I’m starting to suspect what people are excited about is the automation.

skydhash•2h ago
But that's not really automation.

It's more search and act based on the first output. You don't know what's going to come out, you just hope it will be good. The issue is that that the query is fed to the output function. So what you get is a mixture of what is a mixture of what you told it and what's was stored. Great if you can separate the two afterwards, not so if the output is tainted by the query.

With automation, what you seek is predictability. Not an echo chamber.

ADDENDUM

If we continue with the echo chamber analogy:

Prompt Engineering: Altering your voice so that the result back is more pleasant

System Prompt: The echo chamber's builders altering the configuration to get the above effects

RAG: Sound effects

Agent: Replace yourself in front of the echo chamber with someone/something that act based on the echo.

abeppu•2h ago
I think we should shift the focus from adapting LLMs to our purposes (e.g. external tool use) and adapting how we think about software and focus on getting models that internally understand compilation and execution. Rather than merely building around next token prediction, the industry should take advantage of the fact that software in particular provides a cheap path to learning a domain-specific "world model".

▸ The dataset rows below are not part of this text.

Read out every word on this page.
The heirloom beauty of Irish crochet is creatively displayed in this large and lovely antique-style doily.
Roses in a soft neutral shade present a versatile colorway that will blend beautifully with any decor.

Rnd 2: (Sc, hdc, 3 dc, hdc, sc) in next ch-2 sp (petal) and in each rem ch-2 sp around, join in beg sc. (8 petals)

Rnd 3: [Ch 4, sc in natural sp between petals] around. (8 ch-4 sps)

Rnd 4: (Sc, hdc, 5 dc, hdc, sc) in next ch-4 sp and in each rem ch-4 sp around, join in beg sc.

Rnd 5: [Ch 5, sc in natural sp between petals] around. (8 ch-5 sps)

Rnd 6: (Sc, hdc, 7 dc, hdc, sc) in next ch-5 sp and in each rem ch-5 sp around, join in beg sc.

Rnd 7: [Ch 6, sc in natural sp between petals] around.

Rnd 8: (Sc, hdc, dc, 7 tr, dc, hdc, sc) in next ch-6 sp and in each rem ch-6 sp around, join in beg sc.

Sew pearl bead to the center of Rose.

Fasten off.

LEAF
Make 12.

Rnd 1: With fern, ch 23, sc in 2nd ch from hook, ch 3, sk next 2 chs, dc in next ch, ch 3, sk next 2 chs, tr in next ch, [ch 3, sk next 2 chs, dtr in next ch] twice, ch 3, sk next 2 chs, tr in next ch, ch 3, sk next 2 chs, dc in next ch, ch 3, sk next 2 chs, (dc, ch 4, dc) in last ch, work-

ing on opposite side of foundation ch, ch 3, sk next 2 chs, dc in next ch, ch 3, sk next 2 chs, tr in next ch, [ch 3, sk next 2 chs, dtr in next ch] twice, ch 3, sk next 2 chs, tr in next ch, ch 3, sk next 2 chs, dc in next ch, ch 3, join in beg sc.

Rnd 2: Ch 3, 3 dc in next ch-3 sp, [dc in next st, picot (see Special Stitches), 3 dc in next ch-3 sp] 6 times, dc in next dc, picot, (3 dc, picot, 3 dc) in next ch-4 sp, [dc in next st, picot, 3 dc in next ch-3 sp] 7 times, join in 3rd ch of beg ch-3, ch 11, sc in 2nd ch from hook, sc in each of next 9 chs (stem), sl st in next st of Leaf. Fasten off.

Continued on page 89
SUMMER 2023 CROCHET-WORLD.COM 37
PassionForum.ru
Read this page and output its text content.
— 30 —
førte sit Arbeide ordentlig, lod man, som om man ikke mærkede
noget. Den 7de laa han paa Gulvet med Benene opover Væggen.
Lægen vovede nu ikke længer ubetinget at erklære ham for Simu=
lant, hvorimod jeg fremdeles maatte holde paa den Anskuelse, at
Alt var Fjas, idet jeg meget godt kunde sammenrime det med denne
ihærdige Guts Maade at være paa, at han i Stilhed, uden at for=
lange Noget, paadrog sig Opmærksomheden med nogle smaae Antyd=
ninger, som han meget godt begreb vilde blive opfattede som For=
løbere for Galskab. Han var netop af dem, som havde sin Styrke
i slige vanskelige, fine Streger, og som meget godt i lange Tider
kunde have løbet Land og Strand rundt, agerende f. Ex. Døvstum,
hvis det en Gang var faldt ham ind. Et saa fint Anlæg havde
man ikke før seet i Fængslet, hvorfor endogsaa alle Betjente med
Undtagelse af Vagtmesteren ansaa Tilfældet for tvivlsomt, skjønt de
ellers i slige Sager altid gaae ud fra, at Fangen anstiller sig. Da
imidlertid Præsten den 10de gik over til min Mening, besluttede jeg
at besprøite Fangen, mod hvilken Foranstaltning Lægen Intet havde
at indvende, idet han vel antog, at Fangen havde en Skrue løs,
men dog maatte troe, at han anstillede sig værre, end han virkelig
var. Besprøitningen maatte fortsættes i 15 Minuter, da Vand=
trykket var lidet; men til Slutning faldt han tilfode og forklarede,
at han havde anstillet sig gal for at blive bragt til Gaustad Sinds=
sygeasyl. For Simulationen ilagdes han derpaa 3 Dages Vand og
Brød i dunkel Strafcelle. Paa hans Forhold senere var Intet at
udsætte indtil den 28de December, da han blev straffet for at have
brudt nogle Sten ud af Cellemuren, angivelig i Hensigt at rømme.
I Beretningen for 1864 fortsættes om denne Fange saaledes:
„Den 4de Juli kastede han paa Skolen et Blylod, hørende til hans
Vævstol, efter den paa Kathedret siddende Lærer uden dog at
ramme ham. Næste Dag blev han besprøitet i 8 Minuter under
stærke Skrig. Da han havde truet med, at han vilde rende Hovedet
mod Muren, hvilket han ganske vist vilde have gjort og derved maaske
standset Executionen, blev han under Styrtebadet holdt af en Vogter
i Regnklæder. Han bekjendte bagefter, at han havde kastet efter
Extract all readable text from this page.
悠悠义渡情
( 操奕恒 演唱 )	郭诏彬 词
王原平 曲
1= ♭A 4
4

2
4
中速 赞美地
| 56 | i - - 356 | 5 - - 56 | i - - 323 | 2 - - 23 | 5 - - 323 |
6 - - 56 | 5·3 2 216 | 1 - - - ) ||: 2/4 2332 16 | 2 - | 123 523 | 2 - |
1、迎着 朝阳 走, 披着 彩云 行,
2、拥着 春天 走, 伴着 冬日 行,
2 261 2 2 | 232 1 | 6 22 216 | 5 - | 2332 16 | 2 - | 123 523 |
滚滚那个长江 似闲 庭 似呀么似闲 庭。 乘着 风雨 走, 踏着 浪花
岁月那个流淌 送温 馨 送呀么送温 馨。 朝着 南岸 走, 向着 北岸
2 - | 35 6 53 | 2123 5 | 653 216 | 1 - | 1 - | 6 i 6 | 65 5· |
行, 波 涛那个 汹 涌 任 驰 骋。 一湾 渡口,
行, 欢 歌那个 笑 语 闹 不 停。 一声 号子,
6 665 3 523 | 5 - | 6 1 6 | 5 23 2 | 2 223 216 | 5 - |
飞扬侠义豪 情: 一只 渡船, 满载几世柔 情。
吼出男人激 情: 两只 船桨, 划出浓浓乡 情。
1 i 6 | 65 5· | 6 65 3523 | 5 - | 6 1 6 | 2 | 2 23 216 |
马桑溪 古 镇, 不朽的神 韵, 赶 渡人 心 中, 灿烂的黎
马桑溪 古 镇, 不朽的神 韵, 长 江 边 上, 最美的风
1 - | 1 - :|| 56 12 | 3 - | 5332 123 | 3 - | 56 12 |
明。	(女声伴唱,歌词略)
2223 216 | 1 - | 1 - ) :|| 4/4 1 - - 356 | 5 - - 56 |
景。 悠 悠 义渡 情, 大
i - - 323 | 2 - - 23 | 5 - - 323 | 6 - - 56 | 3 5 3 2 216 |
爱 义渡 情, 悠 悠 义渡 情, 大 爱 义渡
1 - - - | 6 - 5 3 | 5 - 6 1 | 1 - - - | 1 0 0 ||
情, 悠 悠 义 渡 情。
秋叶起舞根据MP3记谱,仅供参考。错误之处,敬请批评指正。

Currently I sometimes get predictions where a variable that doesn't exist gets used or a method call doesn't match the signature. The text of the code might look pretty plausible but it's only relatively late that a tool invocation flags that something is wrong.

If instead of just code text, we trained a model on (code text,IR, bytecode) tuples, (byte code, fuzzer inputs, execution trace) examples, and (trace, natural language description) annotations. The model needs to understand not just what token sequences seem likely but (a) what will the code compile to? (b) what does the code _do_ and (c) how would a human describe this behavior? Bonus points for some path to tie in pre/post conditions, invariants, etc

"People need to adapt to weaker abstractions in the LLM era" is a short term coping strategy. Making models that can reason about abstractions in a much tighter loop and higher fidelity loop may get us code generation we can trust.

yuvadam•1h ago
These types of errors are not only rare in one-shots, but also very easy to fix in subsequent iterations - e.g. Claude Code with Sonnet rarely makes these errors.